Розалии Самуиловне никогда не приходило в голову, зачем другой цивилизации этот эксперимент. Она просто поверила в его необходимость, как поверила когда-то в необходимость революции, а потом поверила в необходимость уничтожения расплодившихся врагов, она верила в это свято, и вера замещала счастье, славу, семью и любовь.
До недавнего времени всё шло своим ходом, и посвящённые обдумывали, как спустить это дело на тормозах — Луна была никому не нужна, и несколько десятков килограмм лунного или как бы лунного грунта ничего в жизни Земли не изменят. Луна нужна людям только в виде острого серпа или круга на небе.
Но, в конце концов, у одного из игроков игра вышла из-под контроля. Посвящённые не справились со своей задачей — и Розалии Самуиловне было отчасти приятно, что это случилось не с ней, а с теми, за океаном.
Надо было что-то придумать; если не решить проблему навсегда, то хотя бы отодвинуть её в то время, когда слово «капитализм» будет помечено в словарях как устаревшее.
— Нет, машину не высылайте, не успеете, и это лишнее время, — сказала она в трубку и выглянула при этом в окно. — Просто обеспечьте зелёную волну и мотоциклистов в городе.
Техник Фадеев чрезвычайно удивился, когда увидел, как Розалия Самуиловна лёгкой летящей походкой устремилась к его «Москвичу».
— Александр Александрович, вы мне нужны, — сейчас мы с вами поедем в город.
Фадеев был поражён таким желанием и помедлил с ответом. Однако его согласия вовсе не требовалось.
— Мы поедем очень быстро, очень быстро. Все проблемы с дорожной инспекцией я беру на себя.
Розалия Самуиловна устраивалась на заднем сиденье машины, небрежно подвинув рассаду, которую Фадеев собирался везти на дачу.
— И вот ещё что, Александр Александрович.
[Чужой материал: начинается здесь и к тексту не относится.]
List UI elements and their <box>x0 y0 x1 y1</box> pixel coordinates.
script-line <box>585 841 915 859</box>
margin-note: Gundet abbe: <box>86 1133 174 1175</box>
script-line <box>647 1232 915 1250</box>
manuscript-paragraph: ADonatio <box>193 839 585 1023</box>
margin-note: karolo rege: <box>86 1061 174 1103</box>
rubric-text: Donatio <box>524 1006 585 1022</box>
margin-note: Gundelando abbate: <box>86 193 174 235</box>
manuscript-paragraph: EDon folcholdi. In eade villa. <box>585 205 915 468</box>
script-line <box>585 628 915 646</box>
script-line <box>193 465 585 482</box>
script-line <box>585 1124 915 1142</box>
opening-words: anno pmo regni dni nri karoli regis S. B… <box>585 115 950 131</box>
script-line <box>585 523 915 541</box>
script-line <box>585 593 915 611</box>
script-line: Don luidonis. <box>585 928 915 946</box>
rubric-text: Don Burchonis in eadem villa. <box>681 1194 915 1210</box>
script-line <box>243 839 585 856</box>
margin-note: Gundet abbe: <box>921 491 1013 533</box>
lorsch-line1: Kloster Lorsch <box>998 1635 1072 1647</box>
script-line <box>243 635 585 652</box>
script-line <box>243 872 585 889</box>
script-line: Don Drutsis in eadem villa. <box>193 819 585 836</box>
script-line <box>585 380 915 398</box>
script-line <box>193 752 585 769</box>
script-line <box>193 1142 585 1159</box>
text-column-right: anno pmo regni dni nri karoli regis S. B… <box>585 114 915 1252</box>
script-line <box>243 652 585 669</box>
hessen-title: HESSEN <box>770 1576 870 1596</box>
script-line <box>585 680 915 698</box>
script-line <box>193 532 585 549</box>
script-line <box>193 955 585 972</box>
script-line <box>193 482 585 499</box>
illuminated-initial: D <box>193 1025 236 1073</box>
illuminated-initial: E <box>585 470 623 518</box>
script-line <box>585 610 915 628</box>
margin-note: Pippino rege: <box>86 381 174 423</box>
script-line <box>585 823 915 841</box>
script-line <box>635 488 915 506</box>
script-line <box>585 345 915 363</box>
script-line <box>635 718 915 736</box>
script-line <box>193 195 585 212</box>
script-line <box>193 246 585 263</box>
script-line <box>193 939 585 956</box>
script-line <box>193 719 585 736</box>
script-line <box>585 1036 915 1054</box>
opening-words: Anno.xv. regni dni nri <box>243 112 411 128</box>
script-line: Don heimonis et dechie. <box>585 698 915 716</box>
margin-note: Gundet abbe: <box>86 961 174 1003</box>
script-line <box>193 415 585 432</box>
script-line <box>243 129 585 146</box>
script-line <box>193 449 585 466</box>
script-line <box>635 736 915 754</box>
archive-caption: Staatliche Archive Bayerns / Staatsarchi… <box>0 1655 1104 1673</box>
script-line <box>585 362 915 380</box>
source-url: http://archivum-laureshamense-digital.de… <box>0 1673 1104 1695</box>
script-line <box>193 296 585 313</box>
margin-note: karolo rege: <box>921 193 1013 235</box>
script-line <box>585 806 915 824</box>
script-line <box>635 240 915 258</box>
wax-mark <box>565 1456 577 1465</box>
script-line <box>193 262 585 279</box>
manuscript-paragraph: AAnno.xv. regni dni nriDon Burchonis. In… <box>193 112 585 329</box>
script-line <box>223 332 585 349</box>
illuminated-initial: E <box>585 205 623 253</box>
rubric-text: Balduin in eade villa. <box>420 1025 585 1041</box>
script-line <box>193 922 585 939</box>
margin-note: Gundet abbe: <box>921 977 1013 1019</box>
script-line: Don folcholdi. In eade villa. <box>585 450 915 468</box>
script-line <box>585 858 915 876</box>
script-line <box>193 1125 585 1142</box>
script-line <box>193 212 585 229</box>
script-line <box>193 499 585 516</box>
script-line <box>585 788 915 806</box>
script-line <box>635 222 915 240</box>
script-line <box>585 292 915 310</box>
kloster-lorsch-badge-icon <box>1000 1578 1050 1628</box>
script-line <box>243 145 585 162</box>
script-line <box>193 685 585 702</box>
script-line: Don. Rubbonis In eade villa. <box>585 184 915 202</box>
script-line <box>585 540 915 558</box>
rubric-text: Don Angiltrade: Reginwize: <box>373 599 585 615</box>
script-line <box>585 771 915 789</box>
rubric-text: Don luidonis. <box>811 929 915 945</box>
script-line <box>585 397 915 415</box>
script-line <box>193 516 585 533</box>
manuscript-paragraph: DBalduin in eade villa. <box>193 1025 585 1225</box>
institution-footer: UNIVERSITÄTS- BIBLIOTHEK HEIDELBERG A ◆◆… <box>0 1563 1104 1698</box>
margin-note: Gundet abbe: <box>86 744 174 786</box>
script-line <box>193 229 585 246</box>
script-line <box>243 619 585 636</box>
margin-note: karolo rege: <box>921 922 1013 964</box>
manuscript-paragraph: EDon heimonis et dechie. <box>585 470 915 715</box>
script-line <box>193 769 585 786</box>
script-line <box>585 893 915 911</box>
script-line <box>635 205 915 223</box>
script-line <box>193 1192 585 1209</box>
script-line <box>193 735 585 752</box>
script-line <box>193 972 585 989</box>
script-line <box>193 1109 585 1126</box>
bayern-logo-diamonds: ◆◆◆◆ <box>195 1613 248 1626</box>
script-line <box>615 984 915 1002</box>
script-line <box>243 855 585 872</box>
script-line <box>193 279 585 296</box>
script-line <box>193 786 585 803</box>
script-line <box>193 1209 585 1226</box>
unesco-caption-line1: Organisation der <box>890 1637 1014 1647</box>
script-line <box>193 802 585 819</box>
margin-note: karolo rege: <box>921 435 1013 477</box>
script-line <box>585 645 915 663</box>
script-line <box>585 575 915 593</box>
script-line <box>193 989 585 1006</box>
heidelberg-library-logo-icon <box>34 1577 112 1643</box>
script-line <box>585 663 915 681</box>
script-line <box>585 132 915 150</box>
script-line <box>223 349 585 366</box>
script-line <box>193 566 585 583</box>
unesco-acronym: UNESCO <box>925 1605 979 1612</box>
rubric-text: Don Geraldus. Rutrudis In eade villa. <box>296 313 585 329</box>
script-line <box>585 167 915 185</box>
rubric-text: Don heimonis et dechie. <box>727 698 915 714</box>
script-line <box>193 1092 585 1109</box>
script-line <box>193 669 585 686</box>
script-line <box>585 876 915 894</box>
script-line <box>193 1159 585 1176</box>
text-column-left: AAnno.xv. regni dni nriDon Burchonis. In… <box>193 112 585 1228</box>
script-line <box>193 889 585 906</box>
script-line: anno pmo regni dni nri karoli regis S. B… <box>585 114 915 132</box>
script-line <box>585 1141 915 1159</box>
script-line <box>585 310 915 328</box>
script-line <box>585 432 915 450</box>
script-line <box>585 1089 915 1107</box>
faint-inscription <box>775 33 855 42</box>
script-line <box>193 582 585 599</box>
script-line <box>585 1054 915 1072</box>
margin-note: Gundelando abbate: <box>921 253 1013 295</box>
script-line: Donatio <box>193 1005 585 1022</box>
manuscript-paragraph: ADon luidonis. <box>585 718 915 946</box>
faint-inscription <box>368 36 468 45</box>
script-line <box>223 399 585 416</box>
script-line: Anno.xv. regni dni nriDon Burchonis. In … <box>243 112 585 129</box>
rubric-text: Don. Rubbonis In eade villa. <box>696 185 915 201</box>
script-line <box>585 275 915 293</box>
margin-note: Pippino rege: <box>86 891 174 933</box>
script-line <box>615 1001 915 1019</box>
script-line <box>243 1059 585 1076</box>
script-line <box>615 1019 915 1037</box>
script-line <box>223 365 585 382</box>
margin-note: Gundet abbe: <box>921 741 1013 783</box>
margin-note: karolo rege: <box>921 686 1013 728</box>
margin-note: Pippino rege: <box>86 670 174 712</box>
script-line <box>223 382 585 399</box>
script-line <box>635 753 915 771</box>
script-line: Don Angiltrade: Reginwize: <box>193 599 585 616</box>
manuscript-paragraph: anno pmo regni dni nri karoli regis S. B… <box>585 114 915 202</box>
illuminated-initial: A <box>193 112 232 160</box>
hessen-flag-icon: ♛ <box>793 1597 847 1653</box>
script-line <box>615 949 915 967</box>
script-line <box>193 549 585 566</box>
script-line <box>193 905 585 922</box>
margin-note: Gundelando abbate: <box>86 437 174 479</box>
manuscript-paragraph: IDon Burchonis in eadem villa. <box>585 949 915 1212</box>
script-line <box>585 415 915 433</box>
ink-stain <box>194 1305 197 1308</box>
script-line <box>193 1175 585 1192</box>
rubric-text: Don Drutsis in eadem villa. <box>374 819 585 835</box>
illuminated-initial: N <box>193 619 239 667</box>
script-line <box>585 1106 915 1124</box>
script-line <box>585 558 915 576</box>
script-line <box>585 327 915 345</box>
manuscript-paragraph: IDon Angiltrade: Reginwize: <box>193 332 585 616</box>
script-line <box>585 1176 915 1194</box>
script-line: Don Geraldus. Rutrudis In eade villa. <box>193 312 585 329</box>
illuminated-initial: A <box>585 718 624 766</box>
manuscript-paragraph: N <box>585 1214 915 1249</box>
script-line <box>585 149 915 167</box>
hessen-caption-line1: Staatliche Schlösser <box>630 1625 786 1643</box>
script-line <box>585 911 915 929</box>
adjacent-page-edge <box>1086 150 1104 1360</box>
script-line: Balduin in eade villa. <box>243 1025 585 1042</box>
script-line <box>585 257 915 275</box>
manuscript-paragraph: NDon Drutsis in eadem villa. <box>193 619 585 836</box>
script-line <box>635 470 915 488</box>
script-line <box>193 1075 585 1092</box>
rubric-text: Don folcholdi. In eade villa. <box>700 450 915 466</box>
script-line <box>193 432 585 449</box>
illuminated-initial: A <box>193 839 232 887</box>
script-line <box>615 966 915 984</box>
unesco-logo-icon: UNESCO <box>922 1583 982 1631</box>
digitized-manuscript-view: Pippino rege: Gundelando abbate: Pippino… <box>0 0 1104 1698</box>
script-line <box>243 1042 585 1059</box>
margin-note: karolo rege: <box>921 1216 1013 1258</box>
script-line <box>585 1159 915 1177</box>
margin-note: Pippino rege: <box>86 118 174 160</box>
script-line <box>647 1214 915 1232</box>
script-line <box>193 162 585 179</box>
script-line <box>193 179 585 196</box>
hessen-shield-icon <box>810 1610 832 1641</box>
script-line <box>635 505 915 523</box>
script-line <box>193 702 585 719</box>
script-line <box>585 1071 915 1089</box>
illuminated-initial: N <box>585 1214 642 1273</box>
Вы мне не мешайте примерно пятнадцать минут. Я должна кое-что обдумать, а вот потом вы остановитесь в городе у телефонного автомата.
— Какого автомата?
— Любого телефонного автомата, Александр Александрович. Поехали.
И техник Фадеев поехал, да так, как никогда не гонял с того времени, когда пытался оторваться на своей БМ-13 от немецких мотоциклистов. «Москвич» с ручным управлением влетел в Москву, где к нему тут же пристроились два милицейских мотоцикла. Фадеев думал сбросить скорость, но его спутница только махнула рукой.
Машина в сопровождении двух милиционеров летела по перекрытым улицам валящегося в вечерние сумерки города. Они, как нож сквозь масло, прошли через центр, а у Калужской заставы Розалия Самуиловна велела затормозить. В первом телефонном автомате трубка была вырвана с мясом. Во втором телефон молчал как убитый.
Две копейки провалились в нутро третьего, но соединения не произошло.
Розалия Самуиловна сделала движение пальцем, и Фадеев стал лихорадочно рыться в карманах. Старуха даже притопнула от нетерпения каблучком — такой техник Фадеев её никогда не видел. Наконец монетка нашлась, и секунду спустя Розалия Самуиловна заговорила с кем-то на непонятном иностранном языке. Техник Фадеев снова отошёл, чтобы не слышать разговора. Что-то подсказывало ему, что знать подробности ему не нужно и, может, даже вредно.
Он встал у машины и стал разглядывать ожидающих на своих мотоциклах милиционеров в белых шлемах. От работающих на холостом ходу моторов тянуло сладковатым выхлопом.
— И бензин у них, поди, без лимитов, — успел подумать он, но старуха уже снова садилась в машину.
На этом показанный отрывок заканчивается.